Mid Year Reflections | 2023

When I pick a word to walk with for a year, I never know exactly what will happen on that journey. I can only know that the word came to me during reflection and processing of what I wanted for the coming year.

Resonance

came to me out of a deep desire to sink deeper into a medium and craft of audio storytelling I hadn’t let myself consider or even believe was possible for me. And yet, as 2022 ended, I found a new side of myself. A shiny new side that was there all along.

As I have worked the past six months to align myself with those that would help me develop quality, deep and evocative work and life, I have found something else. Something I didn’t expect.

I wasn’t only finding the fullness of others and the projects but a fullness in myself.
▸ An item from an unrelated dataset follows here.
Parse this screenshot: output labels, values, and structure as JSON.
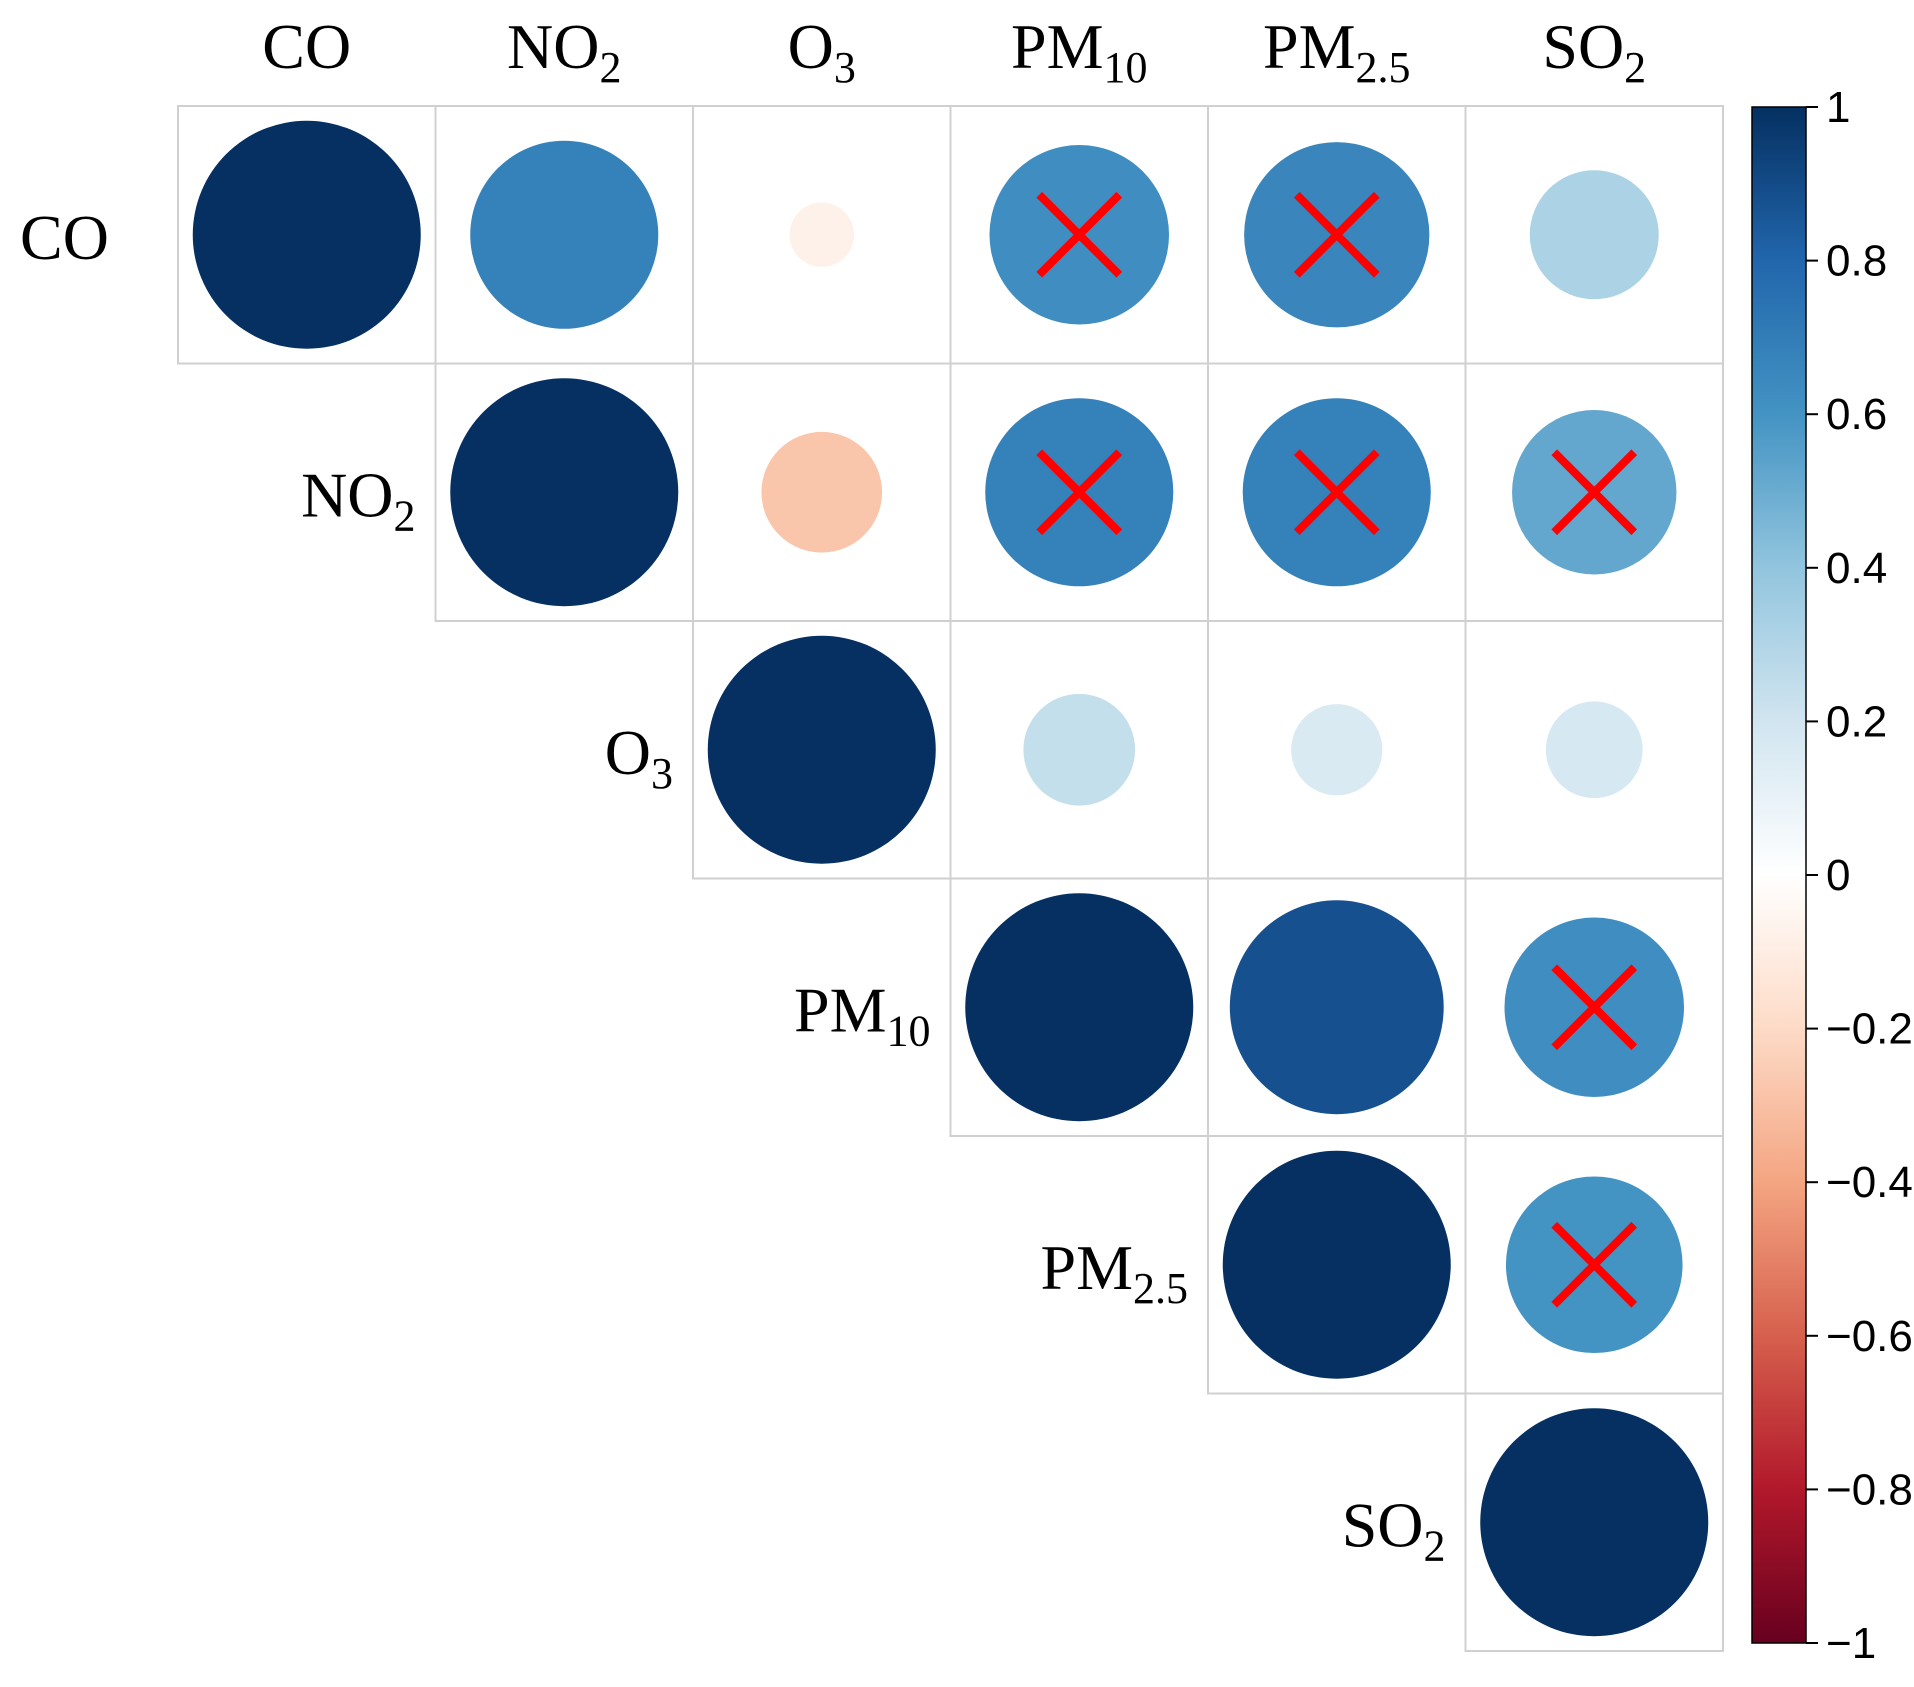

A deepening and broadening of horizons and. The point that I have had a hard time swallowing it all because everything up until this point has told me

  • There is not enough money for you.

  • You don’t have what it takes.

  • Your role is ‘this,’ not ‘that.’

  • You thought you were good at this, but you are not.

Etc.

Over the past two months, I have started to implement the concept of seeing what aligns with my values as a whole person. Not just as the person who pitches stories… but also as the woman.

The Amy Grace.

What does she want?

What is she capable of?

*it seems so silly to admit to these things… Haven’t I been doing this all along?

Yes & No.

The revelation is that I have been trying to be myself in a box. A box I still desperately wanted to fit.

I was never supposed to fit that box.

With this new understanding, I take resonances hand and explore what is outside the box and what is possible with the me that I am and the me I continue to find out I can be.